Jean-Paul Gavard-Perret
Max Leiß: le pur inachevable
2014
FR
Avec l’artiste de Bâle le monde se réduit presque au néant. Mais non sans ironie. Une ironie majeure. Le monde réduit à son presque rien est fondé sur des abstractions collationnées à partir de matériaux trouvés ou créés comme figures les plus simplement sensorielles. Ces figurations mises en scènes en divers jeux expérimentaux possèdent une beauté particulière. Si bien que Max Leiß pourrait faire sienne la phrase de Mallarmé: «Après avoir trouvé le néant j’ai trouvé le beau». Et ce au sein d’une sorte d’évaporation de formes qui donne aux assemblages l’impression qu’il n’existe pas plus d’être dans la personne, ni de vérité dans le concevable. Par la fragmentation, la stratification, l'éclatement surgit un jeu sur l'équilibre et le déséquilibre. Le créateur ne s’appuie pas sur le registre de la majesté mais sur son décalage. Le déséquilibre qu'il instruit donne plus de force à l'ensemble de l'espace architectural. La «sculpture», l’installation ne se veulent plus de simples répits ou repos du regard par rapport à cet espace. Elles ne sont pas sa transgression mais son point d'appui et d'aboutissement. Plus qu'une tension de nature épique ou allégorique est proposée une immersion dialectique. La "déconstruction" même de l’espace en est l'indice.
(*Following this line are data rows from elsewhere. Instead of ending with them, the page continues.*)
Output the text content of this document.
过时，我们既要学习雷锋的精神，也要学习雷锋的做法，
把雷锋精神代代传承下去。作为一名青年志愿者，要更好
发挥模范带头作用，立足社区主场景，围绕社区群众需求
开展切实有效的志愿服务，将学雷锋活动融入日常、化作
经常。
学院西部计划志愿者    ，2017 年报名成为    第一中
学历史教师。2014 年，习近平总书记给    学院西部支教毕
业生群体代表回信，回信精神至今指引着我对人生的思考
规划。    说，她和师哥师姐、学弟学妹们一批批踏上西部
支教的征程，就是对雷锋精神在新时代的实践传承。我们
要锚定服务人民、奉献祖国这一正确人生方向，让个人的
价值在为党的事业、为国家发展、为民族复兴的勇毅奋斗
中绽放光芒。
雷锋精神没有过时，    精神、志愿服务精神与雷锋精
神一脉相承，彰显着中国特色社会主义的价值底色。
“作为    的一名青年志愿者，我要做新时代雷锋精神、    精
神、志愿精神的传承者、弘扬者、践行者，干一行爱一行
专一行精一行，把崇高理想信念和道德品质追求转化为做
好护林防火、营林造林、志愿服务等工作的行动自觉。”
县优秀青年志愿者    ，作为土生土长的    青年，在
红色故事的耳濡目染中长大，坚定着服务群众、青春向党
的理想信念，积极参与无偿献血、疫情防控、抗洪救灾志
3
Artiste de la perturbation, Leiß remet donc en question l'enjeu de la représentation. Il montre toujours le vide que le plein appelle en des expériences aux polyphonies d'éléments épars-disjoints. Un monde flottant apparaît: le figuré devient le réel sur lequel ce dernier ne peut plus se plaquer. L'artiste rappelle que la sculpture -comme l'architecture - se constitue dans le sensible mais aussi par le sensible qui lui permet de trouver ce que Carl André appelle «sa seule harmonie». Au propos visuel de la connaissance le jeune créateur oppose le réseau de perceptions d’aspects incongrus pour jouir de la beauté qui s’y marque. Une beauté cachée dans le vide. Il ne s’agit donc pas d’ajouter mais de réduire. De se contenter d’un séjour en un toast aussi funèbre que lumineux. Il peut suffire à quelques instants de plaisir.
EN
With the artist from Basel the world is practically reduced to nothingness. But not without irony. Major irony. The world reduced to its almost nothingness is based on abstractions collated from found materials or created as figures that are in a most simple way sensory. These representations staged in various experimental settings have a particular beauty. So much so that Max Leiß might adopt the sentence by Mallarmé: ‘After finding nothingness I found beauty’. And this in a kind of evaporation of forms which gives the assemblages the impression that there is no more being in the person, nor truth in the conceivable. By fragmentation, stratification, breaking out, a playfulness appears between balance and imbalance. The artist does not rely on the register of majesty but on its shift. The imbalance that he suggests gives more strength to the entire architectural space. The ‘sculpture’, the installations no longer claim to offer simple respite or places to rest your eyes with regard to this space. They are no longer its transgression but its fulcrum and culmination. Rather than an epic or an allegorical tension, a dialectical immersion is proposed. The ‘deconstruction’ itself of space is the sign of this.
As an artist of disturbance, Leiß questions the issue of representation. He always shows the emptiness that the fullness implies in experiences made of polyphonies of scattered and disjointed elements. A floating world appears: the invented becomes the real on which the latter can no longer rest. The artist reminds us that sculpture as well as architecture constitutes itself in the sensory but also through the sensory, which enables it to find what Carl Andre called ‘its only harmony’. To the visual aspect of knowledge the young artist opposes the network of perceptions of incongruous aspects to enjoy the beauty that arises there. A beauty hidden in the void. So the point is not to add but to reduce. To content oneself with a short sojourn which is as funereal as it is bright. It can suffice for a few moments of pleasure.